It seemed as though the sound of these words had fascinated his ear from the first, like a musical cadence. His voice kept the same inflections as he repeated them. And as I heard the words again I felt strangely disturbed, almost as if he had addressed them to me. Again the desire to cut some of the branches arose within me. It had died out at the sight of so much living beauty. And vaguely I pictured to myself the great gift of spring arriving at the gloomy palace in the twilight.

“Is there no one about?” I asked impatiently. A peasant came running up. Breathlessly he bent his head, and began to kiss my hand passionately.

“Cut some of the finest branches,” I ordered him.

He was a magnificent example of his species, a worthy inhabitant of this rugged flint-strewn land. He seemed to me like a survivor of Deucalion’s ancient race, sprung from the pebbles. He brandished his bill-hook, and with clean, rapid strokes began to mutilate the joyous vegetable creation. Each stroke sent down a shower of loose petals, which lay like snow on the ground.

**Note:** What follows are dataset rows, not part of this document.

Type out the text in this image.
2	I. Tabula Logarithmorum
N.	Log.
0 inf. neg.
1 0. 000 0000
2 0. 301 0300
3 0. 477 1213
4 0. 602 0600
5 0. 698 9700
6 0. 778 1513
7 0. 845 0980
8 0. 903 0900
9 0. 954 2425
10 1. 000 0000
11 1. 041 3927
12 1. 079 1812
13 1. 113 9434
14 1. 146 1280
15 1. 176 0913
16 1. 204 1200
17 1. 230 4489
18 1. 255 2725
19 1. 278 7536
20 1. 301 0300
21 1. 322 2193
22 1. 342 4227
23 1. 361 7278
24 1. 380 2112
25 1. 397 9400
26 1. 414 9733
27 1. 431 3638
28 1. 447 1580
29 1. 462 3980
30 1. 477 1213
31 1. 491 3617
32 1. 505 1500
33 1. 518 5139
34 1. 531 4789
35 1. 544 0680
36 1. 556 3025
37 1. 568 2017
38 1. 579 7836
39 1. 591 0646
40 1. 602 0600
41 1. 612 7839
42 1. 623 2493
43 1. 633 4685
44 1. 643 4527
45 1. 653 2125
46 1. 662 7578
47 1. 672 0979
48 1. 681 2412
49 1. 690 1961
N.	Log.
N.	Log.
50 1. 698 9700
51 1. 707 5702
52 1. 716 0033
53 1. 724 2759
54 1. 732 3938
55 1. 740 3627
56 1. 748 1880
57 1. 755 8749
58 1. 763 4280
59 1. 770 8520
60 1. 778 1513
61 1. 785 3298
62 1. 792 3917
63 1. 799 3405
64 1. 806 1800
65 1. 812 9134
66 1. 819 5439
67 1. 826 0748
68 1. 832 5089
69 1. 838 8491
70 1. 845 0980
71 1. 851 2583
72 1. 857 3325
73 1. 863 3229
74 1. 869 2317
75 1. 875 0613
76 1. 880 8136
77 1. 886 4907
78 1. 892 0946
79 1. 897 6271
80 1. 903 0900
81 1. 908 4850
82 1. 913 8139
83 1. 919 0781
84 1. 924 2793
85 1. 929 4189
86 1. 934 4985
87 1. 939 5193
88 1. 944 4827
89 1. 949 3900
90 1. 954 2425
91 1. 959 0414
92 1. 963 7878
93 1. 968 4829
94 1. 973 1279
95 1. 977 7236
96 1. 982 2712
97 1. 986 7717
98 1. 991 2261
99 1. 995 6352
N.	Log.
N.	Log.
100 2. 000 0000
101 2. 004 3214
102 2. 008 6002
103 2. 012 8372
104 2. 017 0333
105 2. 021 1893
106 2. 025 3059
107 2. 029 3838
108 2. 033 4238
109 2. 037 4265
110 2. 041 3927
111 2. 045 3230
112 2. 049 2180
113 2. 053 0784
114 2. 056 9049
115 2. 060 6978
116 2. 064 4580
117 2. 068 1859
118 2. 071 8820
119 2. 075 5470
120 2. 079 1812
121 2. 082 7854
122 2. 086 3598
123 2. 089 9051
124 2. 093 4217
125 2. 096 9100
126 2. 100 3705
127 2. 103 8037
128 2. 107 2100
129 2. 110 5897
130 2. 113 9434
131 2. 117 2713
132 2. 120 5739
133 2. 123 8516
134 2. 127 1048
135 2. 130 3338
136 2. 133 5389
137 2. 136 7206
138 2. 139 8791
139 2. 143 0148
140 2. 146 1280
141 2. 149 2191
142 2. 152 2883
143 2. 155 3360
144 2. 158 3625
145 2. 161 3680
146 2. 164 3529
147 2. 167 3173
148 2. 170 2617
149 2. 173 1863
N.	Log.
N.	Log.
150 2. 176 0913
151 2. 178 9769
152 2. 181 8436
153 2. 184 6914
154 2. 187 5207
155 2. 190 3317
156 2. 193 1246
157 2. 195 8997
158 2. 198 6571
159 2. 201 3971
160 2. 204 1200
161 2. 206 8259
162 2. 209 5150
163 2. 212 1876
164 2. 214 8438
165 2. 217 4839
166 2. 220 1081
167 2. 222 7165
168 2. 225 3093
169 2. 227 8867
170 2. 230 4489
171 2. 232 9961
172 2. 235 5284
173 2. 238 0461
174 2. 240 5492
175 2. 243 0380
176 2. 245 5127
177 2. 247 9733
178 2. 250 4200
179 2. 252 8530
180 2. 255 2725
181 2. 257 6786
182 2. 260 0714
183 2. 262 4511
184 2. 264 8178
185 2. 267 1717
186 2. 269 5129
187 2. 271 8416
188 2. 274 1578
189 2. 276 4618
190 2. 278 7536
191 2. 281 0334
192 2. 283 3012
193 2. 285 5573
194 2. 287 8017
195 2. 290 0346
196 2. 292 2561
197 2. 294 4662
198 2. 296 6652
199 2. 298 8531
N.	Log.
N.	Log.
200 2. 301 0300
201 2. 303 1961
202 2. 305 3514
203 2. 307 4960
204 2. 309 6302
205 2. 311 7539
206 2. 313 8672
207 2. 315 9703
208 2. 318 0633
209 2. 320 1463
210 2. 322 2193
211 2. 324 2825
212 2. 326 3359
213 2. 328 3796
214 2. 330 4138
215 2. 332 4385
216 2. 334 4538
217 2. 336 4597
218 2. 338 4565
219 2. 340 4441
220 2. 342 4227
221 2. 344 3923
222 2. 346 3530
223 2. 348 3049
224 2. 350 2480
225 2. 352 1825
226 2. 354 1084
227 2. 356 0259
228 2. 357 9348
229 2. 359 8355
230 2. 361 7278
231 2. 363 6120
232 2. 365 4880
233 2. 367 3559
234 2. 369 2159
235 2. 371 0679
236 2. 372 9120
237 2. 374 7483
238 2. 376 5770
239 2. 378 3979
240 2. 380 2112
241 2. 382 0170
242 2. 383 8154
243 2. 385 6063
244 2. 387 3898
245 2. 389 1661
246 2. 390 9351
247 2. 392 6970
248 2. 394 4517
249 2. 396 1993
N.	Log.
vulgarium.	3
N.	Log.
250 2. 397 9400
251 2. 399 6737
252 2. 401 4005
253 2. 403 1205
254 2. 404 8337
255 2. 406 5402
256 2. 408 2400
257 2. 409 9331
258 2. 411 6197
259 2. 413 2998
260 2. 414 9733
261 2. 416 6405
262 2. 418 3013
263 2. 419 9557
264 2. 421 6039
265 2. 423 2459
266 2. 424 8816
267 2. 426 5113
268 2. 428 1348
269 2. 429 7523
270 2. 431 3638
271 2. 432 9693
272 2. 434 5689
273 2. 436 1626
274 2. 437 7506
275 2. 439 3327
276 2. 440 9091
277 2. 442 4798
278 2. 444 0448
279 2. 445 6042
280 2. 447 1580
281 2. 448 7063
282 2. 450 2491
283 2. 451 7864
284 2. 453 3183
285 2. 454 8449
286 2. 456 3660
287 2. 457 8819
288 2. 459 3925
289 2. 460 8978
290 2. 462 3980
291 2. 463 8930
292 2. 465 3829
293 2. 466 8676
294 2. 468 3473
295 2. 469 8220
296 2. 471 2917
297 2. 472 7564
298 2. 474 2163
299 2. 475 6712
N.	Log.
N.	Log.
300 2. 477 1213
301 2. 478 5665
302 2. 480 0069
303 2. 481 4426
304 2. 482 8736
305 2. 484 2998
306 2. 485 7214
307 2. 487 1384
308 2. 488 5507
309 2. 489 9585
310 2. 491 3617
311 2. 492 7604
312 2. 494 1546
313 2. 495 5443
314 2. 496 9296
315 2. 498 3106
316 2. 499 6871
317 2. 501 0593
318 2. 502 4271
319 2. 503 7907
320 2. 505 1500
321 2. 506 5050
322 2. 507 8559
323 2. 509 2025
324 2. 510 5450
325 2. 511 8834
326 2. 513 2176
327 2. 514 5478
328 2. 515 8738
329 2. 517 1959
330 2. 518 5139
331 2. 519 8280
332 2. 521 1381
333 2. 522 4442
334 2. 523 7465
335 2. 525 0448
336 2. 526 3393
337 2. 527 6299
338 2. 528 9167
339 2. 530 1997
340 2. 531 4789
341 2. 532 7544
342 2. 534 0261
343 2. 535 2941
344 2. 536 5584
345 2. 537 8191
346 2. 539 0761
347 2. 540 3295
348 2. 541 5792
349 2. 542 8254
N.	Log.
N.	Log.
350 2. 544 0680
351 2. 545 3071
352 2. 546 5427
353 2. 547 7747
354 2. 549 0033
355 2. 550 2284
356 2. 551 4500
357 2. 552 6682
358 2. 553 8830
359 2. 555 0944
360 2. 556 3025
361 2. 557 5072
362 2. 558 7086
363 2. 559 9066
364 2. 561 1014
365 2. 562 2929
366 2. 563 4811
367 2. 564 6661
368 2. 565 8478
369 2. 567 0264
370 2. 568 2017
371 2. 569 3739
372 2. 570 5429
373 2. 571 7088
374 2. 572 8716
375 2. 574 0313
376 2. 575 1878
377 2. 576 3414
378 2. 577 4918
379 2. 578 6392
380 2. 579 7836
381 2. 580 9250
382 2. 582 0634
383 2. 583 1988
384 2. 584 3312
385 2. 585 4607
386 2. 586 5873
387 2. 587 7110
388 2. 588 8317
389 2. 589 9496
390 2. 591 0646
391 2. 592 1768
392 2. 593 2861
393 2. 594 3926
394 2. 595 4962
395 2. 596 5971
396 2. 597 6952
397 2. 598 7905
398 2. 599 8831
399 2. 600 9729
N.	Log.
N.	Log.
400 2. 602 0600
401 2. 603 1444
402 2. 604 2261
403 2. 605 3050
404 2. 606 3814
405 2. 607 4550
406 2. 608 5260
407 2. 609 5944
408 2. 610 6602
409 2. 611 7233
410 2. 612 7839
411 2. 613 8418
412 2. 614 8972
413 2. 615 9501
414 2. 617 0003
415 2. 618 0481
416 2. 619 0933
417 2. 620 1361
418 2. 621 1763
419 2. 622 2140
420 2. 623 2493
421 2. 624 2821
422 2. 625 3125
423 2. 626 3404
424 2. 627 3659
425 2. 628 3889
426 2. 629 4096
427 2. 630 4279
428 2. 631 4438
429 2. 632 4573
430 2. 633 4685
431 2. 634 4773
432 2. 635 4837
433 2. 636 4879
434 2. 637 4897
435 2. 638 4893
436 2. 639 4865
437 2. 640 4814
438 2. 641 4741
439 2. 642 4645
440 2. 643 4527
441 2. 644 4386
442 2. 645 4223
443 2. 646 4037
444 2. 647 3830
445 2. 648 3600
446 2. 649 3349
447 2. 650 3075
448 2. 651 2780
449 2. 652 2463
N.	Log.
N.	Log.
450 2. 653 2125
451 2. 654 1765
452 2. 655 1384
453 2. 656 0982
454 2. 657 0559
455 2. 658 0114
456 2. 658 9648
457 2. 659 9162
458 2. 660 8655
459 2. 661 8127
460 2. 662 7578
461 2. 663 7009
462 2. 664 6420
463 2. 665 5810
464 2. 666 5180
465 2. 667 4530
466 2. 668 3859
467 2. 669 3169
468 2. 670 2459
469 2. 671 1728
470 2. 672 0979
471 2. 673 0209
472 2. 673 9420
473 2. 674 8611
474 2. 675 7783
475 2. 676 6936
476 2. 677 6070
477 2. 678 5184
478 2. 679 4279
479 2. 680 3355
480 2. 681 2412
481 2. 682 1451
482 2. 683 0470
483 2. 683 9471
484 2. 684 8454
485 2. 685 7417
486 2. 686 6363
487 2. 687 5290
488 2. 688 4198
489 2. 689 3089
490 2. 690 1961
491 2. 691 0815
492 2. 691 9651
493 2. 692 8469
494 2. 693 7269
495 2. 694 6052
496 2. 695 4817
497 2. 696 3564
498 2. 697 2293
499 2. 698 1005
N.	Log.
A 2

“Look,” I said to Antonello, showing him a branch; “did you ever see anything so delicate and so fresh?”

He raised his weak, effeminate hand and touched a flower with the tips of his fingers. It was the gesture of the invalid or convalescent, who touches a living thing with the dim notion that the contact will leave some small part of its vitality with him, just as butterflies leave behind the ephemeral dust of their wings. He turned to his brother with almost tender melancholy in his painful smile.

“Do you see, Oddo? We had forgotten, we did not know ...”

“But don’t you live in a garden?” I asked, marvelling at the amazement and emotion caused by a simple branch of almond blossom, as though it were an unheard-of novelty. “Don’t you pass your whole time among leaves and flowers?”

“Yes, that is true,” answered Antonello; “but somehow I had ceased to notice them. Besides, these are, or seem to me, quite different. I can’t explain the impression they make on me. You would not understand.”

The ringing sound of the bill-hook went on, and he turned towards the almond tree, which was trembling under the blows. The man was sitting up in the tree, with the trunk in the grip of his muscular legs, and above his head, which was dark as a mulatto’s, hung the fresh silvery cloud, quivering at the glitter of the hooked steel.